TR Parçanızın ilk kez zamanında üretilmesi için müşterilerle, tedarikçilerle ve dahili paydaşlarla iletişim kurun.
inglês | turco |
---|---|
communicate | iletişim |
on time | zamanında |
internal | dahili |
time | zaman |
to | için |
first | ilk |
and | ve |
EN Communicate with your customers, suppliers and internal stakeholders to get your part manufactured on time, the first time.
TR Parçanızın ilk kez zamanında üretilmesi için müşterilerle, tedarikçilerle ve dahili paydaşlarla iletişim kurun.
inglês | turco |
---|---|
communicate | iletişim |
on time | zamanında |
internal | dahili |
time | zaman |
to | için |
first | ilk |
and | ve |
EN Teach in any capacity: full-time, part-time, or just occasionally.

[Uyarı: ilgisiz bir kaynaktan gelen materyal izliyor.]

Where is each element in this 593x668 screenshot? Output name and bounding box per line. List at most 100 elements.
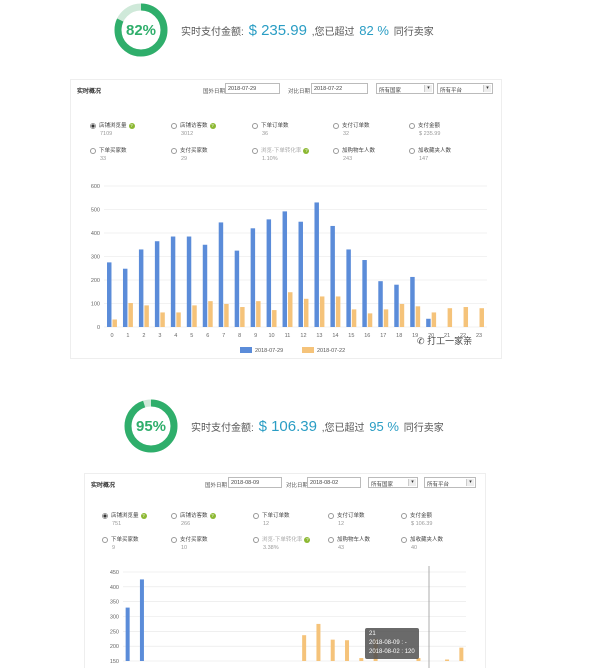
x-tick-label: 5 <box>190 333 193 339</box>
exceed-percent: 95 % <box>369 418 399 434</box>
bar-compare <box>112 319 117 327</box>
bar-compare <box>367 313 373 327</box>
summary-mid: ,您已超过 <box>321 422 365 434</box>
bar-compare <box>144 305 149 327</box>
x-tick-label: 16 <box>364 333 370 339</box>
bar-current <box>234 250 240 327</box>
bar-current <box>266 219 272 327</box>
bar-compare <box>302 635 307 661</box>
bar-current <box>186 236 192 327</box>
bar-current <box>138 249 144 327</box>
bar-current <box>122 268 128 327</box>
y-tick-label: 150 <box>110 659 119 665</box>
summary-prefix: 实时支付金额: <box>191 422 254 434</box>
summary-text-2: 实时支付金额: $ 106.39 ,您已超过 95 % 同行卖家 <box>191 418 444 435</box>
bar-current <box>330 225 335 327</box>
x-tick-label: 18 <box>396 333 402 339</box>
x-tick-label: 0 <box>110 333 113 339</box>
bar-current <box>107 262 112 327</box>
bar-compare <box>176 312 181 327</box>
x-tick-label: 15 <box>348 333 354 339</box>
bar-compare <box>351 309 357 327</box>
y-tick-label: 250 <box>110 629 119 635</box>
gauge-ring-1: 82% <box>114 3 168 57</box>
bar-compare <box>319 296 325 327</box>
x-tick-label: 14 <box>332 333 338 339</box>
bar-compare <box>303 298 309 327</box>
bar-compare <box>288 292 293 327</box>
summary-prefix: 实时支付金额: <box>181 26 244 38</box>
x-tick-label: 7 <box>222 333 225 339</box>
bar-current <box>314 202 319 327</box>
bar-compare <box>240 307 245 327</box>
bar-current <box>139 579 144 661</box>
wechat-icon: ✆ <box>417 336 425 346</box>
bar-current <box>394 284 399 327</box>
bar-compare <box>335 296 341 327</box>
bar-current <box>250 228 256 327</box>
x-tick-label: 9 <box>254 333 257 339</box>
y-tick-label: 500 <box>91 208 100 214</box>
summary-suffix: 同行卖家 <box>403 422 444 434</box>
bar-compare <box>399 303 405 327</box>
bar-compare <box>447 308 453 327</box>
tooltip-hour: 21 <box>369 631 376 637</box>
bar-current <box>154 241 160 327</box>
x-tick-label: 3 <box>158 333 161 339</box>
bar-compare <box>445 659 450 661</box>
tooltip-line-1: 2018-08-09 : - <box>369 640 407 646</box>
x-tick-label: 4 <box>174 333 177 339</box>
y-tick-label: 400 <box>110 585 119 591</box>
bar-compare <box>479 308 484 327</box>
x-tick-label: 8 <box>238 333 241 339</box>
x-tick-label: 12 <box>300 333 306 339</box>
y-tick-label: 0 <box>97 325 100 331</box>
bar-compare <box>192 305 197 327</box>
gauge-ring-2: 95% <box>124 399 178 453</box>
legend-swatch <box>240 347 252 353</box>
y-tick-label: 600 <box>91 184 100 190</box>
summary-mid: ,您已超过 <box>311 26 355 38</box>
bar-compare <box>316 623 321 661</box>
bar-current <box>125 607 130 661</box>
y-tick-label: 100 <box>91 302 100 308</box>
watermark: ✆ 打工一家亲 <box>417 334 472 347</box>
x-tick-label: 11 <box>285 333 291 339</box>
legend-label: 2018-07-22 <box>317 348 345 354</box>
y-tick-label: 200 <box>110 644 119 650</box>
x-tick-label: 2 <box>142 333 145 339</box>
y-tick-label: 300 <box>110 615 119 621</box>
bar-compare <box>431 312 437 327</box>
exceed-percent: 82 % <box>359 22 389 38</box>
bar-current <box>362 260 367 327</box>
summary-suffix: 同行卖家 <box>393 26 434 38</box>
y-tick-label: 200 <box>91 278 100 284</box>
tooltip-line-2: 2018-08-02 : 120 <box>369 649 415 655</box>
hourly-chart-1: 01002003004005006000 1 2 3 4 5 6 7 8 9 10 11 12 13 14 1… <box>91 184 487 354</box>
bar-current <box>298 221 303 327</box>
bar-compare <box>272 310 277 327</box>
bar-compare <box>128 303 133 327</box>
x-tick-label: 17 <box>380 333 386 339</box>
bar-compare <box>256 301 261 327</box>
bar-current <box>170 236 176 327</box>
bar-current <box>426 318 431 327</box>
bar-current <box>378 281 383 327</box>
x-tick-label: 10 <box>269 333 275 339</box>
realtime-panel-1: 实时概况 国外日期 2018-07-29 对比日期 2018-07-22 所有国… <box>71 80 501 358</box>
bar-compare <box>463 307 469 327</box>
bar-compare <box>160 312 165 327</box>
y-tick-label: 300 <box>91 255 100 261</box>
watermark-text: 打工一家亲 <box>427 336 473 346</box>
bar-current <box>346 249 351 327</box>
bar-compare <box>383 309 389 327</box>
bar-current <box>218 222 224 327</box>
x-tick-label: 13 <box>316 333 322 339</box>
hourly-chart-2: 150 200 250 300 350 400 450 <box>110 566 466 668</box>
x-tick-label: 1 <box>126 333 129 339</box>
bar-compare <box>208 301 213 327</box>
legend-label: 2018-07-29 <box>255 348 283 354</box>
x-tick-label: 6 <box>206 333 209 339</box>
chart-tooltip: 21 2018-08-09 : - 2018-08-02 : 120 <box>365 628 419 659</box>
gauge-percent-2: 95% <box>136 418 166 435</box>
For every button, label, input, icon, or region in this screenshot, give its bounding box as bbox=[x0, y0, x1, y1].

TR Herhangi bir kapasitede öğretin: tam zamanlı, yarı-zamanlı, ya da sadece arada bir.
inglês | turco |
---|---|
time | zamanlı |
full | tam |
in | da |
just | sadece |
any | herhangi |
EN The lower part of the two-part bench (lower cavea) and the ground floor of the stage building were seized intact
TR İki bölümlü oturma sıralarının alt bölümü (alt kavea) ve sahne binasının alt katı sağlam olarak ele geçti
inglês | turco |
---|---|
lower | alt |
floor | kat |
stage | sahne |
and | ve |
the | olarak |
EN Just type in the former Weatherhead and Aeroquip part numbers or competitive products to find the new Eaton-branded part number.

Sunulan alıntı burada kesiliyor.